Gita fuori porta: a Belmonte in Sabina per la Festa della Madonna e Santa Croce


In fuga dagli ultimi scampoli di caldo cittadino e duri e puri nel non volersi arrendere alla routine del rientro, questo fine settimana ce ne andiamo a rinvigorire le stanche membra nella verdissima e riposante Sabina e precisamente in uno dei suoi figli più suggestivi, Belmonte, che fa parte della Comunità montana del Turano.

A partire da oggi qui si svolge la quattro giorni della tradizionale Festa in onore della Madonna e della Ss. Croce, con un programma ricco di iniziative, capace di soddisfare anche i più esigenti. Il programma divide gli appuntamenti religiosi da quelli civili, che s’incastrano perfettamente in un matrimonio tra sacro e profano che rende unica qualsiasi manifestazione popolare italiana.

La musica è certamente uno dei protagonisti della kermesse, nelle sue diverse declinazioni cui fa da sfondo la centralissima piazza Roma: si parte stasera con il concerto dei Quattro col Matto, domani mattina i vicoli saranno riempiti dei suoni della banda della vicina Torricella in Sabina, si prosegue con una serata danzante in compagnia dell’Orchestra spettacolo di Simona Quaranta, domenica si continua a ballare con i ragazzi della Quadriglia di Borgo Velino, in serata con i Baraonda e lunedì gran finale con il Ballo della Pantasima.

Altro elemento fondamentale della festa sono i giochi popolari che allieteranno tutti e 4 i giorni: stasera cruciverbone in piazza, domani biliardino, animazione per bambini e sanguigna a calcetto; domenica programma ricchissimo che parte con una gara di ruzzola, cui si aggiunge la gimcana e si conclude con il torneo di briscola e tresette, dedicato ai più sedentari.

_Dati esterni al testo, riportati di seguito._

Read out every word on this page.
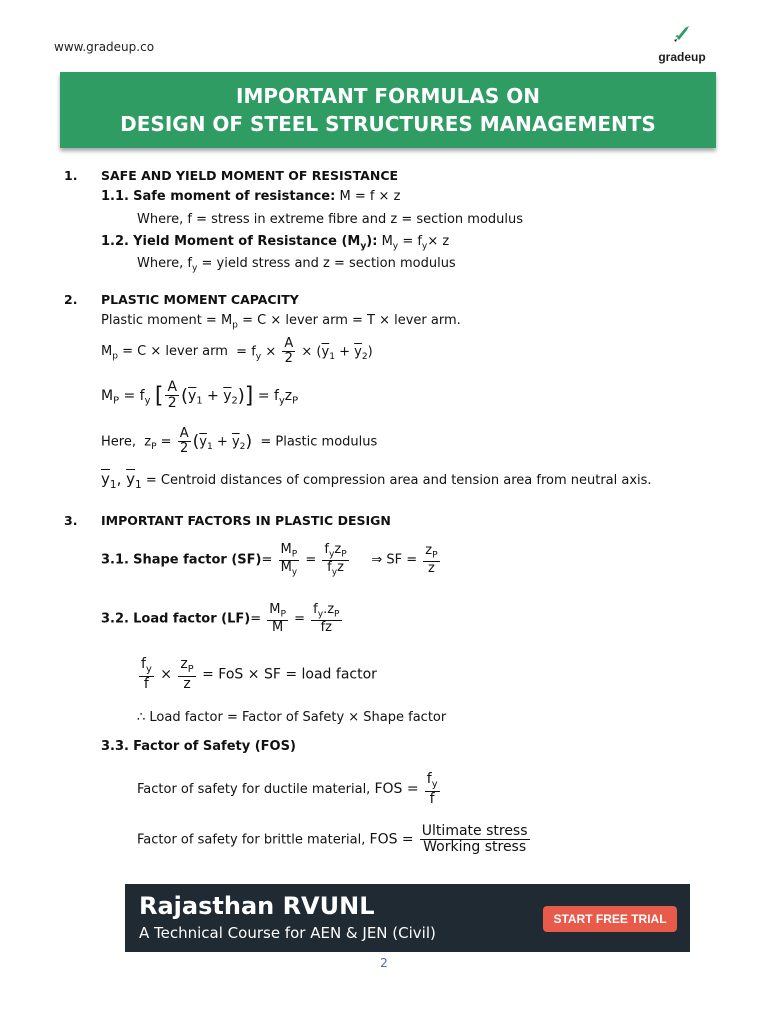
www.gradeup.co
gradeup
IMPORTANT FORMULAS ON
DESIGN OF STEEL STRUCTURES MANAGEMENTS
1. SAFE AND YIELD MOMENT OF RESISTANCE
1.1. Safe moment of resistance: M = f × z
Where, f = stress in extreme fibre and z = section modulus
1.2. Yield Moment of Resistance $(M_y)$: $M_y = f_y\times z$
Where, $f_y$ = yield stress and z = section modulus
2. PLASTIC MOMENT CAPACITY
Plastic moment = $M_p = C$ × lever arm = T × lever arm.
$M_p = C$ × lever arm  = $f_y \times \frac{A}{2} \times (\overline{y}_1 + \overline{y}_2)$
$M_P = f_y$ [ $\frac{A}{2} (\overline{y}_1 + \overline{y}_2)] = f_yz_P$
Here,  $z_P = \frac{A}{2} (\overline{y}_1 + \overline{y}_2)$ = Plastic modulus
$\overline{y}_1$, $\overline{y}_1$ = Centroid distances of compression area and tension area from neutral axis.
3. IMPORTANT FACTORS IN PLASTIC DESIGN
3.1. Shape factor $(SF)= \frac{M_P}{M_y} = \frac{f_yz_P}{f_yz}$ ⇒ SF = $\frac{z_P}{z}$
3.2. Load factor $(LF)= \frac{M_P}{M} = \frac{f_y.z_P}{fz}$
$\frac{f_y}{f} \times \frac{z_P}{z}$ = FoS × SF = load factor
∴ Load factor = Factor of Safety × Shape factor
3.3. Factor of Safety (FOS)
Factor of safety for ductile material, FOS = $\frac{f_y}{f}$
Factor of safety for brittle material, FOS = $\frac{\text{Ultimate stress}}{\text{Working stress}}$
Rajasthan RVUNL
A Technical Course for AEN & JEN (Civil)
START FREE TRIAL
2
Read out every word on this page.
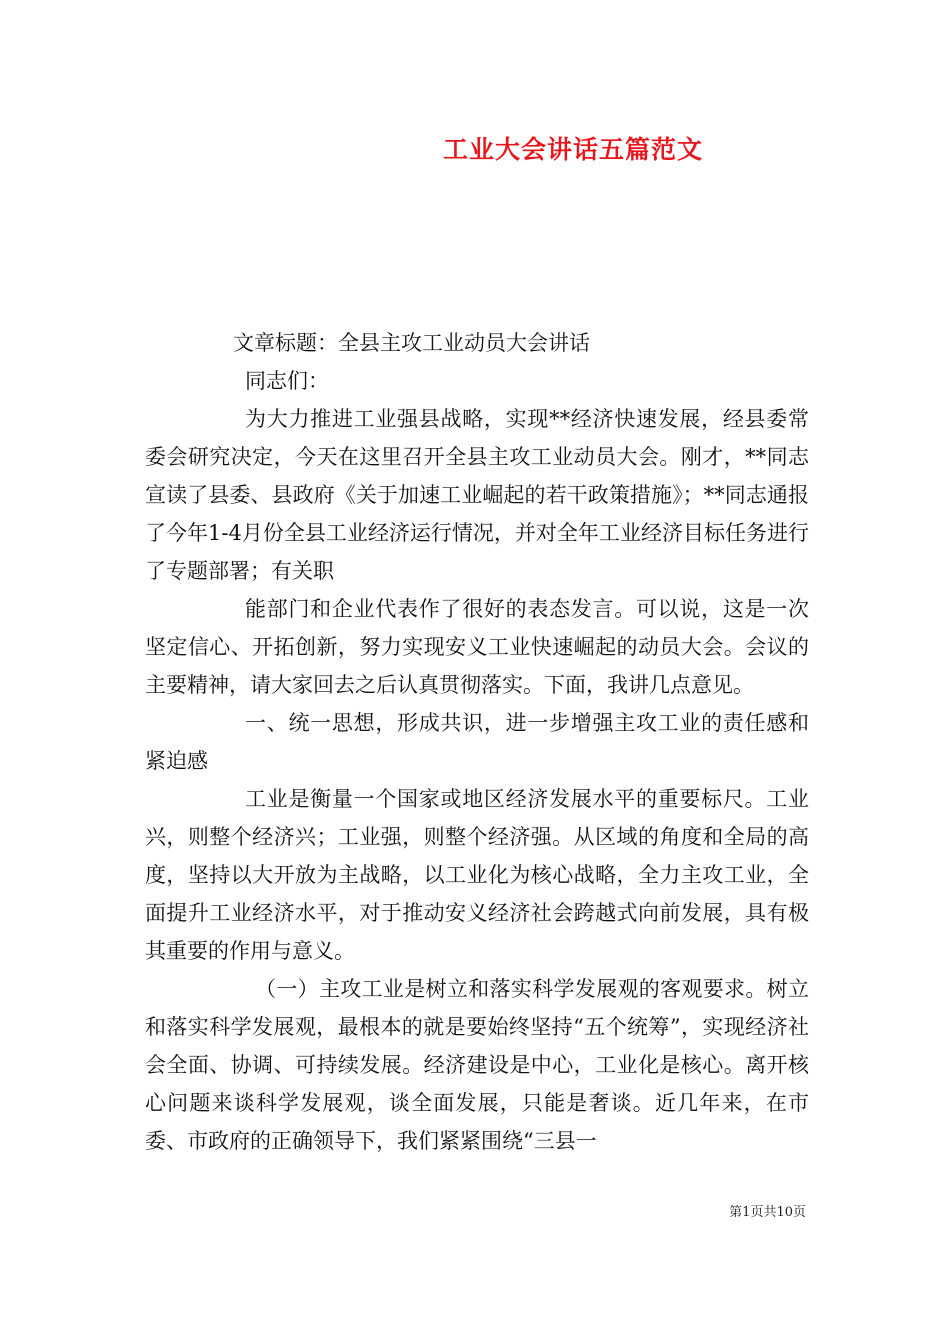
工业大会讲话五篇范文

文章标题：全县主攻工业动员大会讲话

同志们：

为大力推进工业强县战略，实现**经济快速发展，经县委常委会研究决定，今天在这里召开全县主攻工业动员大会。刚才，**同志宣读了县委、县政府《关于加速工业崛起的若干政策措施》；**同志通报了今年1-4月份全县工业经济运行情况，并对全年工业经济目标任务进行了专题部署；有关职

能部门和企业代表作了很好的表态发言。可以说，这是一次坚定信心、开拓创新，努力实现安义工业快速崛起的动员大会。会议的主要精神，请大家回去之后认真贯彻落实。下面，我讲几点意见。

一、统一思想，形成共识，进一步增强主攻工业的责任感和紧迫感

工业是衡量一个国家或地区经济发展水平的重要标尺。工业兴，则整个经济兴；工业强，则整个经济强。从区域的角度和全局的高度，坚持以大开放为主战略，以工业化为核心战略，全力主攻工业，全面提升工业经济水平，对于推动安义经济社会跨越式向前发展，具有极其重要的作用与意义。

（一）主攻工业是树立和落实科学发展观的客观要求。树立和落实科学发展观，最根本的就是要始终坚持“五个统筹”，实现经济社会全面、协调、可持续发展。经济建设是中心，工业化是核心。离开核心问题来谈科学发展观，谈全面发展，只能是奢谈。近几年来，在市委、市政府的正确领导下，我们紧紧围绕“三县一

第1页共10页
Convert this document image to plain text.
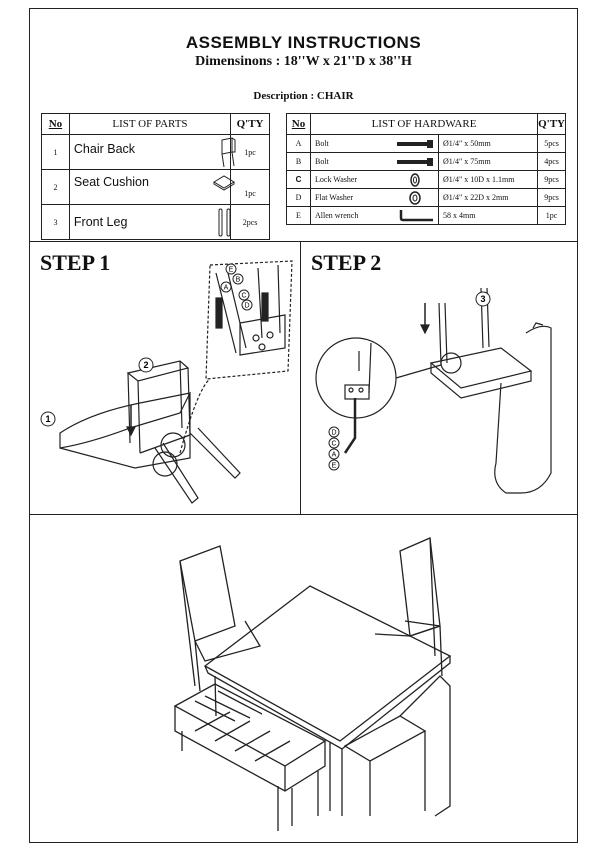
ASSEMBLY INSTRUCTIONS
Dimensinons : 18''W x 21''D x 38''H
Description : CHAIR
No	LIST OF PARTS	Q'TY
1	Chair Back	1pc
2	Seat Cushion	1pc
3	Front Leg	2pcs
No	LIST OF HARDWARE		Q'TY
A	Bolt	Ø1/4" x 50mm	5pcs
B	Bolt	Ø1/4" x 75mm	4pcs
C	Lock Washer	Ø1/4" x 10D x 1.1mm	9pcs
D	Flat Washer	Ø1/4" x 22D x 2mm	9pcs
E	Allen wrench	58 x 4mm	1pc
STEP 1	STEP 2
E
B
A
D
C
1
2
D
C
A
E
3
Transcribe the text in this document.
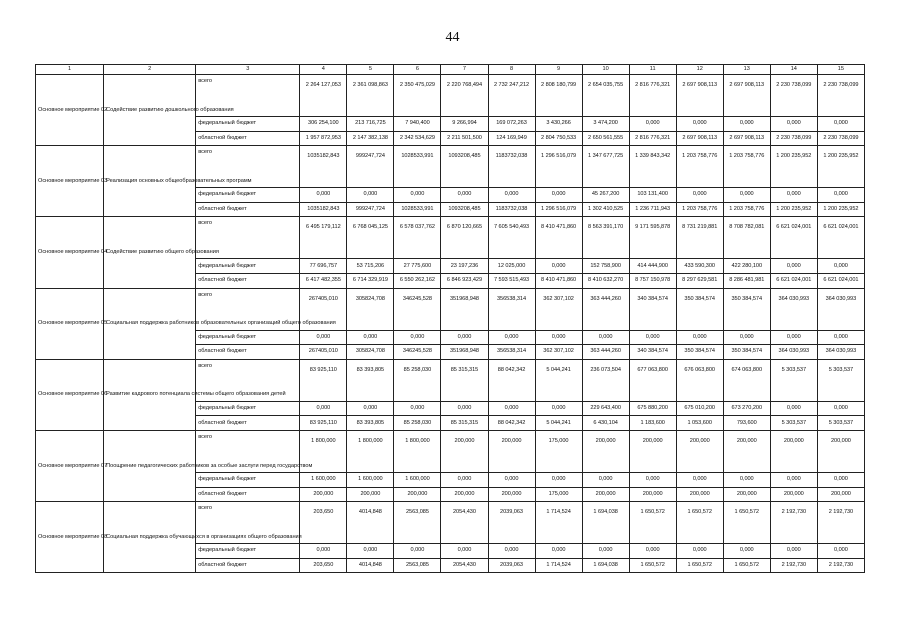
44
1	2	3	4	5	6	7	8	9	10	11	12	13	14	15
Основное мероприятие 02	Содействие развитию дошкольного образования	всего	2 264 127,053	2 361 098,863	2 350 475,029	2 220 768,494	2 732 247,212	2 808 180,799	2 654 035,755	2 816 776,321	2 697 908,113	2 697 908,113	2 230 738,099	2 230 738,099
		федеральный бюджет	306 254,100	213 716,725	7 940,400	9 266,994	169 072,263	3 430,266	3 474,200	0,000	0,000	0,000	0,000	0,000
		областной бюджет	1 957 872,953	2 147 382,138	2 342 534,629	2 211 501,500	124 169,949	2 804 750,533	2 650 561,555	2 816 776,321	2 697 908,113	2 697 908,113	2 230 738,099	2 230 738,099
Основное мероприятие 03	Реализация основных общеобразовательных программ	всего	1035182,843	999247,724	1028533,991	1093208,485	1183732,038	1 296 516,079	1 347 677,725	1 339 843,342	1 203 758,776	1 203 758,776	1 200 235,952	1 200 235,952
		федеральный бюджет	0,000	0,000	0,000	0,000	0,000	0,000	45 267,200	103 131,400	0,000	0,000	0,000	0,000
		областной бюджет	1035182,843	999247,724	1028533,991	1093208,485	1183732,038	1 296 516,079	1 302 410,525	1 236 711,943	1 203 758,776	1 203 758,776	1 200 235,952	1 200 235,952
Основное мероприятие 04	Содействие развитию общего образования	всего	6 495 179,112	6 768 045,125	6 578 037,762	6 870 120,665	7 605 540,493	8 410 471,860	8 563 391,170	9 171 595,878	8 731 219,881	8 708 782,081	6 621 024,001	6 621 024,001
		федеральный бюджет	77 696,757	53 715,206	27 775,600	23 197,236	12 025,000	0,000	152 758,900	414 444,900	433 590,300	422 280,100	0,000	0,000
		областной бюджет	6 417 482,355	6 714 329,919	6 550 262,162	6 846 923,429	7 593 515,493	8 410 471,860	8 410 632,270	8 757 150,978	8 297 629,581	8 286 481,981	6 621 024,001	6 621 024,001
Основное мероприятие 05	Социальная поддержка работников образовательных организаций общего образования	всего	267405,010	305824,708	346245,528	351968,948	356538,314	362 307,102	363 444,260	340 384,574	350 384,574	350 384,574	364 030,993	364 030,993
		федеральный бюджет	0,000	0,000	0,000	0,000	0,000	0,000	0,000	0,000	0,000	0,000	0,000	0,000
		областной бюджет	267405,010	305824,708	346245,528	351968,948	356538,314	362 307,102	363 444,260	340 384,574	350 384,574	350 384,574	364 030,993	364 030,993
Основное мероприятие 06	Развитие кадрового потенциала системы общего образования детей	всего	83 925,110	83 393,805	85 258,030	85 315,315	88 042,342	5 044,241	236 073,504	677 063,800	676 063,800	674 063,800	5 303,537	5 303,537
		федеральный бюджет	0,000	0,000	0,000	0,000	0,000	0,000	229 643,400	675 880,200	675 010,200	673 270,200	0,000	0,000
		областной бюджет	83 925,110	83 393,805	85 258,030	85 315,315	88 042,342	5 044,241	6 430,104	1 183,600	1 053,600	793,600	5 303,537	5 303,537
Основное мероприятие 07	Поощрение педагогических работников за особые заслуги перед государством	всего	1 800,000	1 800,000	1 800,000	200,000	200,000	175,000	200,000	200,000	200,000	200,000	200,000	200,000
		федеральный бюджет	1 600,000	1 600,000	1 600,000	0,000	0,000	0,000	0,000	0,000	0,000	0,000	0,000	0,000
		областной бюджет	200,000	200,000	200,000	200,000	200,000	175,000	200,000	200,000	200,000	200,000	200,000	200,000
Основное мероприятие 08	Социальная поддержка обучающихся в организациях общего образования	всего	203,650	4014,848	2563,085	2054,430	2039,063	1 714,524	1 694,038	1 650,572	1 650,572	1 650,572	2 192,730	2 192,730
		федеральный бюджет	0,000	0,000	0,000	0,000	0,000	0,000	0,000	0,000	0,000	0,000	0,000	0,000
		областной бюджет	203,650	4014,848	2563,085	2054,430	2039,063	1 714,524	1 694,038	1 650,572	1 650,572	1 650,572	2 192,730	2 192,730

Tra le novità dell’edizione 2011 della festa, il concorso di pittura estemporanea intitolato ‘I colori di Belmonte’, cui tutti gli artisti locali e non sono invitati a partecipare. Il vincitore, indicato da una giuria popolare, sarà premiato domenica sera. E poi spettacolo pirotecnico e stand gastronomici sono gli altri ingredienti fondamentali della ricetta festaiola di questo paesino sabino, la cui specialità porta un nome piuttosto singolare: turchetto.

Il turchetto, festeggiato annualmente nella ‘sua’ sagra che ricorre ogni Ferragosto, è un biscotto a forma di losanga fatto con uova fresche, nocchie e farina di farro, che deve il nome all’invasione dei Turchi del Grande Ammiraglio Khayr al-Dīn, che sbarcò nella penisola nel 1533. Le donne della Sabina, preoccupate dall’avanzata barbara ma anche memori del ratto dei Romani, decisero di prendere l’invasore per la gola preparando questi deliziosi dolcetti a forma di punta di lancia.

Ed ora un po’ di storia: sembra che Belmonte sia l’antica Bazia o Vazia o Varia, ma comunque è dal Medioevo che si cominciano ad avere notizie certe, quando venne eretto il caratteristico castello che nei secoli è passato di mano in mano. Mentre siete tutti presi dalla festa, non perdetevi una passeggiata tra le Ville, uno sguardo verso l’alta Torre campanaria della chiesa di San Salvatore, o le storiche chiesa di Sant’Elena e Convento di San Nicola. Infine, un po’ fuori mano ma ne vale la pena, visitate le rovine del Ponte Romano.